Kalluri’s study indicated that the interplay between Dicer and its “host” exosome may allow cancer cells to develop an “oncogenic field effect” by manipulating surrounding cells via exosomes. Think of a child blowing a dandelion’s spores into the wind, where they float over a freshly mown lawn, and one can envision how this molecular mixer easily spreads the disease to surrounding tissue.“These studies reflect the need to evaluate the functional contribution of microRNA machinery in exosomes, as well as their role in tumor progression and spread,” Kalluri says.
“We believe analysis of exosome DNA taken from blood samples can help determine the presence of a cancerous tumor somewhere in the body, as well as identify mutations without the need for a tumor sample.”
A simple blood test
Thanks to exosomes, which contain the entire genetic blueprint of cancer cells, Kalluri and his team believe it’s possible that a simple blood test could be developed to determine if gene mutations associated with pancreatic cancer exist without locating and testing tumor tissue. By decoding this genomic data and looking for deletions and mutations associated with cancer, the discovery could result in a test for detecting cancer.
“There’s no single blood test that can screen for all cancer-related DNA defects,” Kalluri says. “In many cases, protocols require a tumor sample to determine whether gene mutations and deletions exist and, therefore, determine if the tumor is cancerous or benign. To procure tumor tissue, one needs to know that a tumor exists and, if so, is it accessible for sample collection or removal? Finally, there are always risks and significant costs associated with surgical procedures to acquire tumor tissue.”

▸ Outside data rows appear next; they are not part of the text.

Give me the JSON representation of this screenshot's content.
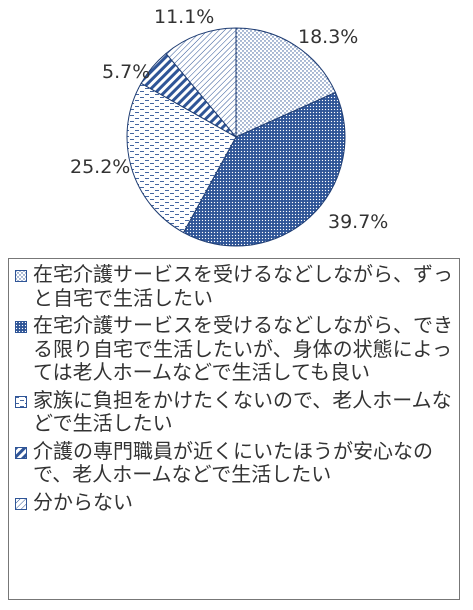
{
  "chart_data": {
    "type": "pie",
    "categories": [
      "在宅介護サービスを受けるなどしながら、ずっと自宅で生活したい",
      "在宅介護サービスを受けるなどしながら、できる限り自宅で生活したいが、身体の状態によっては老人ホームなどで生活しても良い",
      "家族に負担をかけたくないので、老人ホームなどで生活したい",
      "介護の専門職員が近くにいたほうが安心なので、老人ホームなどで生活したい",
      "分からない"
    ],
    "values": [
      18.3,
      39.7,
      25.2,
      5.7,
      11.1
    ],
    "labels": [
      "18.3%",
      "39.7%",
      "25.2%",
      "5.7%",
      "11.1%"
    ],
    "legend": "bottom",
    "colors": [
      "#2f5597",
      "#2f5597",
      "#2f5597",
      "#2f5597",
      "#2f5597"
    ],
    "patterns": [
      "dotted-light",
      "dotted-dense",
      "dashed",
      "diagonal-wide",
      "diagonal-fine"
    ]
  }
}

Scientists have long known that exosomes contain portions of a person’s DNA, but it was Kalluri’s team that discovered a patient’s entire double-stranded genomic DNA spanning all chromosomes — including those mutated chromosomes that cause various cancers — can be found in exosomes. They also found that DNA derived from exosomes carries the same cancer-related genetic mutations compared to the cancer cells taken from tumors.
“Because different forms of cancer are associated with different chromosomal mutations, we believe analysis of exosome DNA taken from blood samples can help determine the presence of a cancerous tumor somewhere in the body. It can also identify mutations without the need for a tumor sample,” Kalluri adds. “We believe this `fingerprint’ will help lead us to the likely site of the tumor in the body.”
Kalluri acknowledges that further study is necessary to develop a blood test, but having such a tool would increase physicians’ abilities to detect cancer earlier and, therefore, increase chances for effective treatment.